Here one should mention that the scenic designer of “the Mother” Marijus Jacovskis was also a designer of Glušajevas’ “The Mother (Vassa Zheleznova)”. This other production is being played no more, while the dark, cramped space poisoned with the thin air and dust filled with massive furniture and weighted down with the beam still appears in the mind as the terror of human tragedy. While creating the scenography of “The Mother”, the artist chooses another way, opening and uncovering the space, emphasising the wornness of all its elements and the traces left after the earlier performances and human dramas. In the show the natural playground is also the lobby of the hall, the staircase, the lift, the street which enters into the show after opening the window, after an unexpected flush of the gust of wind and natural city sounds. As if from the outside the father Pierre, played by the actor Gavenonis, irrupts into the show. It is a man of action, movement, energy. After an irruption into the space of the mother Anne (Samuolytė), satisfied with the uncanny, abandonment and ruin, he tries to create the illusion of the family nest by unrolling the carpet. 

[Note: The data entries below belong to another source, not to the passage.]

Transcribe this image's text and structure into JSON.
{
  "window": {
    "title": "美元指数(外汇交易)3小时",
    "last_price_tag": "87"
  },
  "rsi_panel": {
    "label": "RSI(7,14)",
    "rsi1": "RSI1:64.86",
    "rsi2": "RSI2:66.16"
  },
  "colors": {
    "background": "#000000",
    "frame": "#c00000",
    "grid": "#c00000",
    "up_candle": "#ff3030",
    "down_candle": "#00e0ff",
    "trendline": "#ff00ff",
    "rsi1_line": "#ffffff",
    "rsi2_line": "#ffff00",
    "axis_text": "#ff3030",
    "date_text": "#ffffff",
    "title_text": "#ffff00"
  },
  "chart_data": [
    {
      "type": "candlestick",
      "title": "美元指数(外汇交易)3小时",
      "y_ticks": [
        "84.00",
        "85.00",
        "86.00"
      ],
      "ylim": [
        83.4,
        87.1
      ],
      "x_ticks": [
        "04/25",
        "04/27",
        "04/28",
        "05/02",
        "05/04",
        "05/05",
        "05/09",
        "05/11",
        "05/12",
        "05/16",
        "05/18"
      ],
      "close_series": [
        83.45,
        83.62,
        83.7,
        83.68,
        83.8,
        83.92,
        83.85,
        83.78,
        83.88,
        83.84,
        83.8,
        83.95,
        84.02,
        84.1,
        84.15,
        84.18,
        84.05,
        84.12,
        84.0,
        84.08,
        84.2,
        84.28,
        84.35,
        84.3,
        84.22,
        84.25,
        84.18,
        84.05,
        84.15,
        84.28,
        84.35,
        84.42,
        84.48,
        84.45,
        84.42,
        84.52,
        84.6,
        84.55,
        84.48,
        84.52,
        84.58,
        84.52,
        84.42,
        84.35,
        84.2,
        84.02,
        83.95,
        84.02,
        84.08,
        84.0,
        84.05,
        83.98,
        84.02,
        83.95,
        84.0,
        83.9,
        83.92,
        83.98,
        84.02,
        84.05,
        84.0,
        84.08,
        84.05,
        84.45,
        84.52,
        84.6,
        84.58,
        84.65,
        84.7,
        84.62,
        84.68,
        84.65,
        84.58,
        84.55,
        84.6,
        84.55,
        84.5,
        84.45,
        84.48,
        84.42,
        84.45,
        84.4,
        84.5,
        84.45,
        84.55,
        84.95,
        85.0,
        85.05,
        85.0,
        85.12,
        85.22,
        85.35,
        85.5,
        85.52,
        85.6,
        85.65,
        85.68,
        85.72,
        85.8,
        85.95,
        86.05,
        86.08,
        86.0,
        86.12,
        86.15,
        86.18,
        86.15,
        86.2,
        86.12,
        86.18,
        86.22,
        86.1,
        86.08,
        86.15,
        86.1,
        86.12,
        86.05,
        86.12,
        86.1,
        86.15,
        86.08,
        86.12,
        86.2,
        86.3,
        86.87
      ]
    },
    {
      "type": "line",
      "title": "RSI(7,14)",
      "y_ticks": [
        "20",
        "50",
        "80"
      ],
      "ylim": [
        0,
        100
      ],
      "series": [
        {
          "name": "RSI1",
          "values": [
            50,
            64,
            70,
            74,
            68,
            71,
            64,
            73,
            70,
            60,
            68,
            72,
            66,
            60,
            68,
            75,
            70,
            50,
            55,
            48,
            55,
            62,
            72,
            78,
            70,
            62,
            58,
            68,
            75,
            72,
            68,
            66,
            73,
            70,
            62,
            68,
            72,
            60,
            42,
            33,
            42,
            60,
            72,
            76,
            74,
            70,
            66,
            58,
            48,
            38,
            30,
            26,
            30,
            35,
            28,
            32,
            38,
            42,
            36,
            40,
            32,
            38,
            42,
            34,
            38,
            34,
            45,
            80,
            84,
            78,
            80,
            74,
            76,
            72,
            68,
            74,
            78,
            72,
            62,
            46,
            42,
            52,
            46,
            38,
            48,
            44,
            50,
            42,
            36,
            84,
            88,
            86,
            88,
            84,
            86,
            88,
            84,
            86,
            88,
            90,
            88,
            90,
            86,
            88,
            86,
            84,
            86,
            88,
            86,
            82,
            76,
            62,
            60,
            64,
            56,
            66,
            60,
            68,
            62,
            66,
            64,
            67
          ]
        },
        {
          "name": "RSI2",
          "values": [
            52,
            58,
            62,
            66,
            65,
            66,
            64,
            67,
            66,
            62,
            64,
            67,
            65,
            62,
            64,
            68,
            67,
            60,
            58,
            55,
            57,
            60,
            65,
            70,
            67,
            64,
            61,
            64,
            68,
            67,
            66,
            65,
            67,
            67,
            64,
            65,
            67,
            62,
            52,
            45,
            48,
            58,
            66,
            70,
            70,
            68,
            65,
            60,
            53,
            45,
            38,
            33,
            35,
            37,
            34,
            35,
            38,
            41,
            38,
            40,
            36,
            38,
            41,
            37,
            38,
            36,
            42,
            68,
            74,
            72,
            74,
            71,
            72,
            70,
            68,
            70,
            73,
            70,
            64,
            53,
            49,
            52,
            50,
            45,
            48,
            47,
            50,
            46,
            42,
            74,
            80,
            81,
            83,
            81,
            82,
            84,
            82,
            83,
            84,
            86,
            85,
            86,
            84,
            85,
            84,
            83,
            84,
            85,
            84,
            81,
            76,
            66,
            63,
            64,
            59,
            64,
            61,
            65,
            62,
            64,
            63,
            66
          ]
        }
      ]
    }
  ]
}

I am reminded that the main visual material of the play “the Mother” represented all four actors seemingly naked under the ornamented carpet. As if they themselves were the emotional sweepings, mental rubbish, just the mean secrets somehow most often swept under the carpets, the hidden ones. It happens so often as the spectators – neighbours, relatives, theatre-goers unexpectedly turn up to curiously have a look at the life of a lovely family reminding of the cosy family picture. Because before our eyes there is such a contemporary, loving, sensitive, kind, supportive and caring family, in which the words like “I love you”, “my love”, “let’s embrace”, “kiss me” is the everyday emotional norm or routine. Maybe that is why the carpet unrolled by the actor immediately becomes a ring of fighters, and the struggle is about the deconstruction of the present situation towards the oneiric case of deadly embrace, the strangling of the mother. Above the carpet there is an incessant preparation, analysis, purge of something essential and sacral for this family. Later, as the deconstructed parts are reconstructed again before our own eyes, we can say that something new has taken place. 

The topic of the play is the everyday life we all know by heart – the separation of the grown up kids, the unfaithful husband wishing to give up the family, the end of youth, the total solitude among the closest relatives. The Zeller’s play which has been written in 2010 is wonderful in that it can masterfully deconstruct itself and be joined again according to the unexpected logical combination. So, what is the quintessence of action turning the many things into the One? The mother Anne, played by Samuolytė. In the surface she is a naïve, innocent kid, impossible to hurt, such a being is impossible to hate or feel disgusted about. Often her actions are met with a laughter in audience because every time you hear the horrible things from such a naively innocent mouth you want to protest with a good-hearted laughter. Of course she has more layers inside her, such as the woman destroyed by her life, the hysteric dependent on medicine and alcohol and searching for a pretext to raise a conflict, the depressive mother who has lost her main role in life, the human being who has lost her orientation in the environment, who has been lost in her fantasies and visions… There are many more layers. The explanation that everything most probably happens in this woman’s unconscious chambers and labyrinths is to be found in the last macabre ten minutes of the show as suddenly the abandoned and absolutely uncanny stage playground with the help of the grey curtains becomes the aesthetically pure space of the horrible dream. Before us immediately there is a hospital ward which depresses us with the massive drapes of fabric, imbibing the scream of horror, emphasizing the hearse of the bed, in which the happy end is impossible. Because the hell is myself.